The Arctic Council discusses the potential of renewable energy during the Conference on Green Energy in the Arctic

Moscow, Nov. 12, 2021 (GLOBE NEWSWIRE) -- The Arctic Council hosted The Conference on Green Energy in the Arctic in Moscow during Russian Energy Week 2021 in October. The Ministry for the Development of the Russian Far East and the Arctic organized the conference, which included representatives of federal agencies, development institutes and Russian and international companies. Russia holds the chairmanship of the Arctic Council from 2021-2023.

Experts at the Green Energy in the Arctic event discussed the likelihood of Russia achieving its target of carbon neutrality by 2060, announced by Russian President Vladimir Putin. The challenges and threats the Arctic faces as a result of the technology transition were also considered.

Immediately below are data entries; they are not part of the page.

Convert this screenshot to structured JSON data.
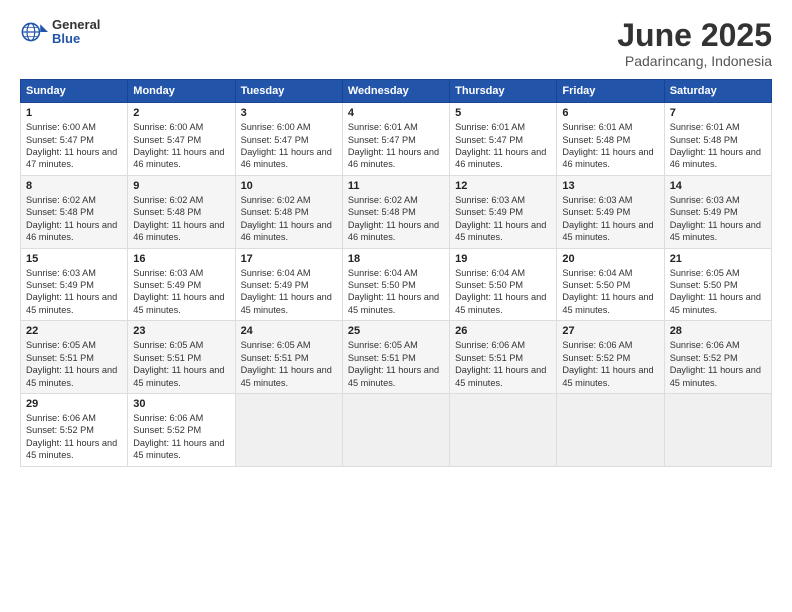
{
  "header": {
    "logo_general": "General",
    "logo_blue": "Blue",
    "title": "June 2025",
    "subtitle": "Padarincang, Indonesia"
  },
  "calendar": {
    "days_of_week": [
      "Sunday",
      "Monday",
      "Tuesday",
      "Wednesday",
      "Thursday",
      "Friday",
      "Saturday"
    ],
    "weeks": [
      [
        {
          "day": "1",
          "sunrise": "6:00 AM",
          "sunset": "5:47 PM",
          "daylight": "11 hours and 47 minutes."
        },
        {
          "day": "2",
          "sunrise": "6:00 AM",
          "sunset": "5:47 PM",
          "daylight": "11 hours and 46 minutes."
        },
        {
          "day": "3",
          "sunrise": "6:00 AM",
          "sunset": "5:47 PM",
          "daylight": "11 hours and 46 minutes."
        },
        {
          "day": "4",
          "sunrise": "6:01 AM",
          "sunset": "5:47 PM",
          "daylight": "11 hours and 46 minutes."
        },
        {
          "day": "5",
          "sunrise": "6:01 AM",
          "sunset": "5:47 PM",
          "daylight": "11 hours and 46 minutes."
        },
        {
          "day": "6",
          "sunrise": "6:01 AM",
          "sunset": "5:48 PM",
          "daylight": "11 hours and 46 minutes."
        },
        {
          "day": "7",
          "sunrise": "6:01 AM",
          "sunset": "5:48 PM",
          "daylight": "11 hours and 46 minutes."
        }
      ],
      [
        {
          "day": "8",
          "sunrise": "6:02 AM",
          "sunset": "5:48 PM",
          "daylight": "11 hours and 46 minutes."
        },
        {
          "day": "9",
          "sunrise": "6:02 AM",
          "sunset": "5:48 PM",
          "daylight": "11 hours and 46 minutes."
        },
        {
          "day": "10",
          "sunrise": "6:02 AM",
          "sunset": "5:48 PM",
          "daylight": "11 hours and 46 minutes."
        },
        {
          "day": "11",
          "sunrise": "6:02 AM",
          "sunset": "5:48 PM",
          "daylight": "11 hours and 46 minutes."
        },
        {
          "day": "12",
          "sunrise": "6:03 AM",
          "sunset": "5:49 PM",
          "daylight": "11 hours and 45 minutes."
        },
        {
          "day": "13",
          "sunrise": "6:03 AM",
          "sunset": "5:49 PM",
          "daylight": "11 hours and 45 minutes."
        },
        {
          "day": "14",
          "sunrise": "6:03 AM",
          "sunset": "5:49 PM",
          "daylight": "11 hours and 45 minutes."
        }
      ],
      [
        {
          "day": "15",
          "sunrise": "6:03 AM",
          "sunset": "5:49 PM",
          "daylight": "11 hours and 45 minutes."
        },
        {
          "day": "16",
          "sunrise": "6:03 AM",
          "sunset": "5:49 PM",
          "daylight": "11 hours and 45 minutes."
        },
        {
          "day": "17",
          "sunrise": "6:04 AM",
          "sunset": "5:49 PM",
          "daylight": "11 hours and 45 minutes."
        },
        {
          "day": "18",
          "sunrise": "6:04 AM",
          "sunset": "5:50 PM",
          "daylight": "11 hours and 45 minutes."
        },
        {
          "day": "19",
          "sunrise": "6:04 AM",
          "sunset": "5:50 PM",
          "daylight": "11 hours and 45 minutes."
        },
        {
          "day": "20",
          "sunrise": "6:04 AM",
          "sunset": "5:50 PM",
          "daylight": "11 hours and 45 minutes."
        },
        {
          "day": "21",
          "sunrise": "6:05 AM",
          "sunset": "5:50 PM",
          "daylight": "11 hours and 45 minutes."
        }
      ],
      [
        {
          "day": "22",
          "sunrise": "6:05 AM",
          "sunset": "5:51 PM",
          "daylight": "11 hours and 45 minutes."
        },
        {
          "day": "23",
          "sunrise": "6:05 AM",
          "sunset": "5:51 PM",
          "daylight": "11 hours and 45 minutes."
        },
        {
          "day": "24",
          "sunrise": "6:05 AM",
          "sunset": "5:51 PM",
          "daylight": "11 hours and 45 minutes."
        },
        {
          "day": "25",
          "sunrise": "6:05 AM",
          "sunset": "5:51 PM",
          "daylight": "11 hours and 45 minutes."
        },
        {
          "day": "26",
          "sunrise": "6:06 AM",
          "sunset": "5:51 PM",
          "daylight": "11 hours and 45 minutes."
        },
        {
          "day": "27",
          "sunrise": "6:06 AM",
          "sunset": "5:52 PM",
          "daylight": "11 hours and 45 minutes."
        },
        {
          "day": "28",
          "sunrise": "6:06 AM",
          "sunset": "5:52 PM",
          "daylight": "11 hours and 45 minutes."
        }
      ],
      [
        {
          "day": "29",
          "sunrise": "6:06 AM",
          "sunset": "5:52 PM",
          "daylight": "11 hours and 45 minutes."
        },
        {
          "day": "30",
          "sunrise": "6:06 AM",
          "sunset": "5:52 PM",
          "daylight": "11 hours and 45 minutes."
        },
        null,
        null,
        null,
        null,
        null
      ]
    ]
  },
  "labels": {
    "sunrise": "Sunrise:",
    "sunset": "Sunset:",
    "daylight": "Daylight:"
  }
}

“We must acknowledge the growing role of the Russian Arctic in the global and national economy. The region is firmly embedded in global supply changes, and as we move to a climate-neutral economy, we will see increased demand for resources that are abundant in the Arctic,” said Nikolay Korchunov, ambassador-at-large of the Ministry of Foreign Affairs of the Russian Federation and chairman of the Committee of Senior Arctic Officials. “There is a great deal of work that Russia can do alongside its partners in the Arctic Council to integrate the technologies and approaches that we already possess. In particular, the Snowflake International Arctic Station, which is being implemented in Yamalo-Nenets Autonomous District and Murmansk Region, will run on renewable energy.”

During the discussions, it was noted that development of the Arctic regions should use advanced and innovative technologies, including the expanded adoption of renewable energy sources and hybrid energy projects to improve living standards for local communities.

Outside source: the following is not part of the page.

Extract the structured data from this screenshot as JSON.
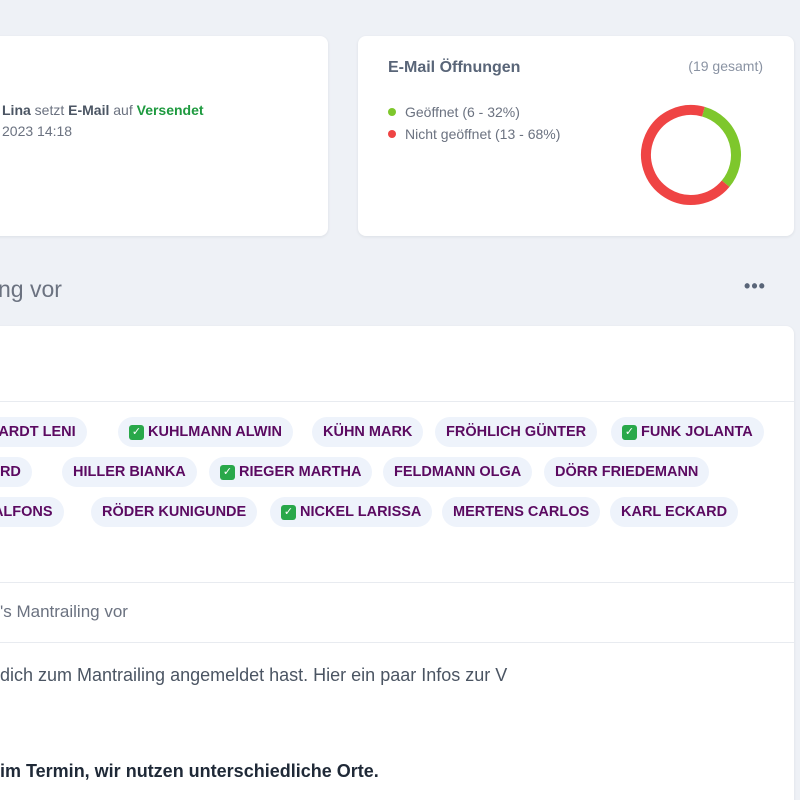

“The response to the climate and environmental challenges should be centered on new technologies aimed at reducing anthropogenic impacts, advancing decarbonization and promoting the development of renewable energy sources. There is huge potential here for the Arctic region, which is estimated to have per capita energy consumption rates 15 times that of the national average. Projects using solar and wind energy are already being implemented in the Arctic regions. Notably, RusHydro is creating a network of automated hybrid power plants,” said Soslan Abisalov, director of the Department for Infrastructure Development of the Ministry for the Development of the Russian Far East and the Arctic. “Modern nuclear energy technologies can help to provide sustainable, low-emission solutions for power generation and have already been implemented in Chukhotka. A significant project to implement technologies for small-scale nuclear power generation in Yakutia is also being developed.”

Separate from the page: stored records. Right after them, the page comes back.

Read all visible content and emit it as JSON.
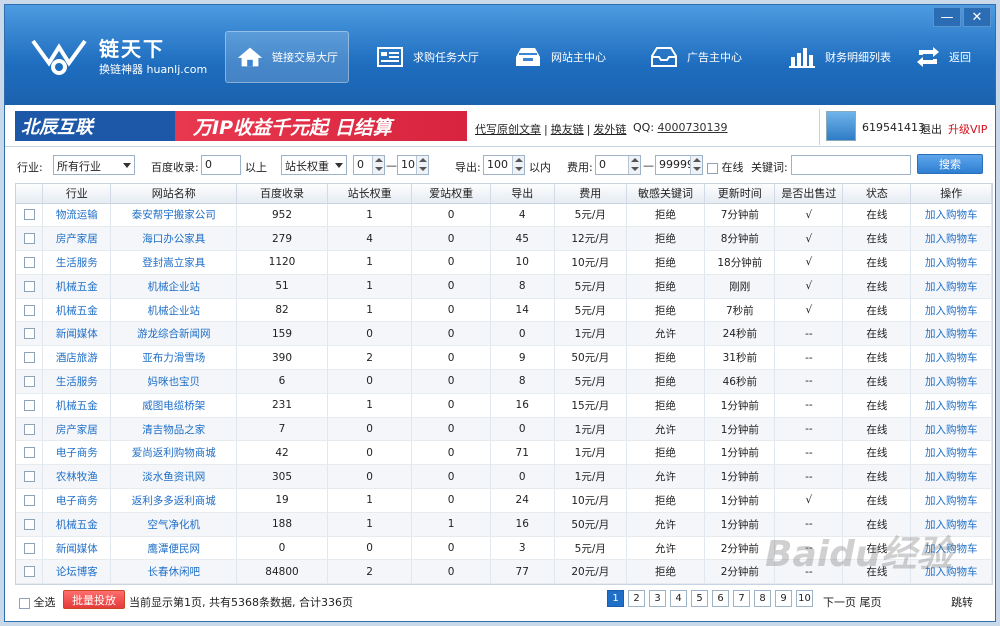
{
  "window": {
    "min_label": "—",
    "close_label": "✕"
  },
  "logo": {
    "title": "链天下",
    "subtitle": "换链神器 huanlj.com"
  },
  "nav": [
    {
      "label": "链接交易大厅",
      "icon": "home-icon",
      "active": true
    },
    {
      "label": "求购任务大厅",
      "icon": "list-icon",
      "active": false
    },
    {
      "label": "网站主中心",
      "icon": "inbox-icon",
      "active": false
    },
    {
      "label": "广告主中心",
      "icon": "tray-icon",
      "active": false
    },
    {
      "label": "财务明细列表",
      "icon": "bar-chart-icon",
      "active": false
    },
    {
      "label": "返回",
      "icon": "refresh-icon",
      "active": false
    }
  ],
  "banner": {
    "brand": "北辰互联",
    "slogan": "万IP收益千元起 日结算"
  },
  "links": [
    "代写原创文章",
    "换友链",
    "发外链"
  ],
  "qq": {
    "label": "QQ:",
    "number": "4000730139"
  },
  "user": {
    "id": "619541413",
    "logout": "退出",
    "upgrade": "升级VIP"
  },
  "filters": {
    "industry_label": "行业:",
    "industry_value": "所有行业",
    "baidu_label": "百度收录:",
    "baidu_value": "0",
    "baidu_suffix": "以上",
    "weight_select": "站长权重",
    "weight_min": "0",
    "weight_dash": "—",
    "weight_max": "10",
    "export_label": "导出:",
    "export_value": "100",
    "export_suffix": "以内",
    "fee_label": "费用:",
    "fee_min": "0",
    "fee_dash": "—",
    "fee_max": "99999",
    "online_label": "在线",
    "keyword_label": "关键词:",
    "search_button": "搜索"
  },
  "table": {
    "columns": [
      "",
      "行业",
      "网站名称",
      "百度收录",
      "站长权重",
      "爱站权重",
      "导出",
      "费用",
      "敏感关键词",
      "更新时间",
      "是否出售过",
      "状态",
      "操作"
    ],
    "rows": [
      [
        "物流运输",
        "泰安帮宇搬家公司",
        "952",
        "1",
        "0",
        "4",
        "5元/月",
        "拒绝",
        "7分钟前",
        "√",
        "在线",
        "加入购物车"
      ],
      [
        "房产家居",
        "海口办公家具",
        "279",
        "4",
        "0",
        "45",
        "12元/月",
        "拒绝",
        "8分钟前",
        "√",
        "在线",
        "加入购物车"
      ],
      [
        "生活服务",
        "登封嵩立家具",
        "1120",
        "1",
        "0",
        "10",
        "10元/月",
        "拒绝",
        "18分钟前",
        "√",
        "在线",
        "加入购物车"
      ],
      [
        "机械五金",
        "机械企业站",
        "51",
        "1",
        "0",
        "8",
        "5元/月",
        "拒绝",
        "刚刚",
        "√",
        "在线",
        "加入购物车"
      ],
      [
        "机械五金",
        "机械企业站",
        "82",
        "1",
        "0",
        "14",
        "5元/月",
        "拒绝",
        "7秒前",
        "√",
        "在线",
        "加入购物车"
      ],
      [
        "新闻媒体",
        "游龙综合新闻网",
        "159",
        "0",
        "0",
        "0",
        "1元/月",
        "允许",
        "24秒前",
        "--",
        "在线",
        "加入购物车"
      ],
      [
        "酒店旅游",
        "亚布力滑雪场",
        "390",
        "2",
        "0",
        "9",
        "50元/月",
        "拒绝",
        "31秒前",
        "--",
        "在线",
        "加入购物车"
      ],
      [
        "生活服务",
        "妈咪也宝贝",
        "6",
        "0",
        "0",
        "8",
        "5元/月",
        "拒绝",
        "46秒前",
        "--",
        "在线",
        "加入购物车"
      ],
      [
        "机械五金",
        "威图电缆桥架",
        "231",
        "1",
        "0",
        "16",
        "15元/月",
        "拒绝",
        "1分钟前",
        "--",
        "在线",
        "加入购物车"
      ],
      [
        "房产家居",
        "清吉物品之家",
        "7",
        "0",
        "0",
        "0",
        "1元/月",
        "允许",
        "1分钟前",
        "--",
        "在线",
        "加入购物车"
      ],
      [
        "电子商务",
        "爱尚返利购物商城",
        "42",
        "0",
        "0",
        "71",
        "1元/月",
        "拒绝",
        "1分钟前",
        "--",
        "在线",
        "加入购物车"
      ],
      [
        "农林牧渔",
        "淡水鱼资讯网",
        "305",
        "0",
        "0",
        "0",
        "1元/月",
        "允许",
        "1分钟前",
        "--",
        "在线",
        "加入购物车"
      ],
      [
        "电子商务",
        "返利多多返利商城",
        "19",
        "1",
        "0",
        "24",
        "10元/月",
        "拒绝",
        "1分钟前",
        "√",
        "在线",
        "加入购物车"
      ],
      [
        "机械五金",
        "空气净化机",
        "188",
        "1",
        "1",
        "16",
        "50元/月",
        "允许",
        "1分钟前",
        "--",
        "在线",
        "加入购物车"
      ],
      [
        "新闻媒体",
        "鹰潭便民网",
        "0",
        "0",
        "0",
        "3",
        "5元/月",
        "允许",
        "2分钟前",
        "--",
        "在线",
        "加入购物车"
      ],
      [
        "论坛博客",
        "长春休闲吧",
        "84800",
        "2",
        "0",
        "77",
        "20元/月",
        "拒绝",
        "2分钟前",
        "--",
        "在线",
        "加入购物车"
      ]
    ]
  },
  "footer": {
    "select_all": "全选",
    "batch_button": "批量投放",
    "page_info": "当前显示第1页, 共有5368条数据, 合计336页",
    "pages": [
      "1",
      "2",
      "3",
      "4",
      "5",
      "6",
      "7",
      "8",
      "9",
      "10"
    ],
    "nav_text": "下一页 尾页",
    "jump": "跳转"
  },
  "watermark": "Baidu经验"
}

“RusHydro is implementing a project to build several hybrid diesel-solar plants under the new energy service contract mechanism,” said Roman Berdnikov, member of the executive board and first deputy CEO of RusHydro. “These plants will be installed in 72 villages in Yakutia and seven settlements in Kamchatka by 2024, making it possible to upgrade the energy system, stabilize electricity prices and reduce diesel fuel deliveries by 30%.”

The experts also noted the growing interest in green energy projects from among Russian investors.

“We are observing a trend for responsible attitudes towards the environmental agenda and green projects on the part of investors. Examples include Novatek’s LNG project in Yamal and East Mining

Company’s wind farm on Sakhalin, which has a capacity of almost 70 MW. We are currently engaged in dialogue with investors on the state support measures required for the number of green energy projects to multiply,” said Vasily Potemkin, managing director of the Corporation for the Development of the Far East and the Arctic.

The experts also discussed renewable energy projects currently being implemented in Europe, including a project to generate electric power from sea waves.

“We are using the sea’s resources to generate electric power. The technology is complex, but European companies are increasing their presence in this area. Similar projects can be implemented in Russia, primarily in the Pacific region and on the Kola Peninsula,” said Peter Svendsen, commercial director at Wavepiston.

During the ‘Achieving Carbon Neutrality in the Arctic’ business breakfast, participants discussed approaches to reducing the impact of human activity in general and the Arctic’s carbon footprint, and the question of whether the region’s industrial development can be implemented in a way that doesn’t endanger this goal. The experts noted that the Arctic is a strategic region for the development of renewable energy projects. The unique natural resources, access to strategic sales markets and development of the Northern Sea Route create unique conditions for implementing green energy projects and realizing the region’s export potential.

The Roscongress Foundation is the operator of events under the Russian Chairmanship of the Arctic Council.